Dua orang pendekar itu lalu turun dan mulai melakukan penyelidikan di sekitar tempat itu. Dalam penyelidikan inilah mereka melihat belasan anak buah Pek-lian-pai sedang bergerombol dan menanti kembalinya para pimpinan mereka yang kini menjadi tamu Sin-kiam Mo-li. Juga mereka melihat lima buah perahu kosong yang tadi dipergunakan orang-orang Cin-sa-pang untuk menyerbu tempat itu.

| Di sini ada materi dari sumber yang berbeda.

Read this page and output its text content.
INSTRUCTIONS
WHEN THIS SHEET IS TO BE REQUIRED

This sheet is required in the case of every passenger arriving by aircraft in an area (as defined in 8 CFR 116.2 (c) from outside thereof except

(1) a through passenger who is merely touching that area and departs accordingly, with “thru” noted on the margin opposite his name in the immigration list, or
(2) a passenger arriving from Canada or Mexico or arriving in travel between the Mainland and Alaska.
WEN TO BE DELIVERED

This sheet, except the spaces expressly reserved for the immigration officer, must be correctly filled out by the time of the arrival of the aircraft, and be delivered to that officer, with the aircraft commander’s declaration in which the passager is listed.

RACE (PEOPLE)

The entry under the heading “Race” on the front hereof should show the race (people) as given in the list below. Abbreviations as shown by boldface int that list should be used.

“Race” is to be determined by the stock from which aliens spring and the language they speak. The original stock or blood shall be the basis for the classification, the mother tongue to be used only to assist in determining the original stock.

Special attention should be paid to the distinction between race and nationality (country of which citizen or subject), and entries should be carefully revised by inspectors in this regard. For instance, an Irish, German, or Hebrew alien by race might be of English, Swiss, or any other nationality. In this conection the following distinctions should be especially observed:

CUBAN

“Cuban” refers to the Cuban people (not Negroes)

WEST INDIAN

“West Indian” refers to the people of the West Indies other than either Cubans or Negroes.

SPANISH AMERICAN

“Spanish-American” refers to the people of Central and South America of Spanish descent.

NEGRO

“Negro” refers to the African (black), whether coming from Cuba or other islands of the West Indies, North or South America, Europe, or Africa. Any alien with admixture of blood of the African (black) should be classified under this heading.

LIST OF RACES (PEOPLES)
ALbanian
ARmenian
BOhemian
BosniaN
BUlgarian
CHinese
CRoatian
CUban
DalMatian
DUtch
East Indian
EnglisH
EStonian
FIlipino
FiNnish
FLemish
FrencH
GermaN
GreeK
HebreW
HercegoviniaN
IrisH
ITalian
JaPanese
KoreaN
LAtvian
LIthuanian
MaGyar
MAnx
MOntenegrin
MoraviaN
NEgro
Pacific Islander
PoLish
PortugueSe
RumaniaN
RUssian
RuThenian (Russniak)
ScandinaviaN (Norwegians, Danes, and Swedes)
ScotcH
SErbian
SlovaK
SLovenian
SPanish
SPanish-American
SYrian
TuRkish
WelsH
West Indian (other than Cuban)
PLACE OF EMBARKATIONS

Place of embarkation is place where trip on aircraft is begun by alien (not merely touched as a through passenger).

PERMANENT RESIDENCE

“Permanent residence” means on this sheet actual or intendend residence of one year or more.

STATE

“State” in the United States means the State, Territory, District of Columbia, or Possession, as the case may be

"Lihat itu," Sim Houw tiba-tiba menunjuk ke sebuah jalur air yang berkelak-kelok seperti ular. "Itu merupakan jalan air yang mengalir dari atas bukit menuju ke Sungai Cin-sa ini. Tentu air hujan yang turun di atas bukit itu mengalir melalui jalan air itu dan kiranya jalan itulah yang paling aman."
"Akan tetapi, perlukah kita demikian berhati-hati sehingga kita harus masuk melalui jalan yang aman dan tersembunyi bagaikan pencuri? Koko, mengapa kita tidak masuk saja melalui jalan biasa, menghadapi semua jebakan dan terang-terangan minta bertemu dengan Sin-kiam Mo-li, dan kita minta dikembalikannya Hong Li?"
Sim Houw menggelengkan kepala tanda tidak setuju. "Lan-moi, kita berurusan dengan pembebasan seorang tawanan, maka kita harus berlaku hati-hati supaya jangan sampai kita gagal menyelamatkan nona Hong Li. Kalau kita masuk berterang, maka terdapat banyak bahaya. Sin-kiam Mo-li bisa saja lebih dulu menyembunyikan anak itu sehingga tidak terdapat bukti bahwa ia yang menculiknya. Bahkan dapat saja ia membunuh anak itu untuk menghilangkan jejak. Pula, dengan adanya ketujuh orang tokoh Pek-lian-kauw dan Pat-kwa-kauw itu, lawan kita akan menjadi semakin berat."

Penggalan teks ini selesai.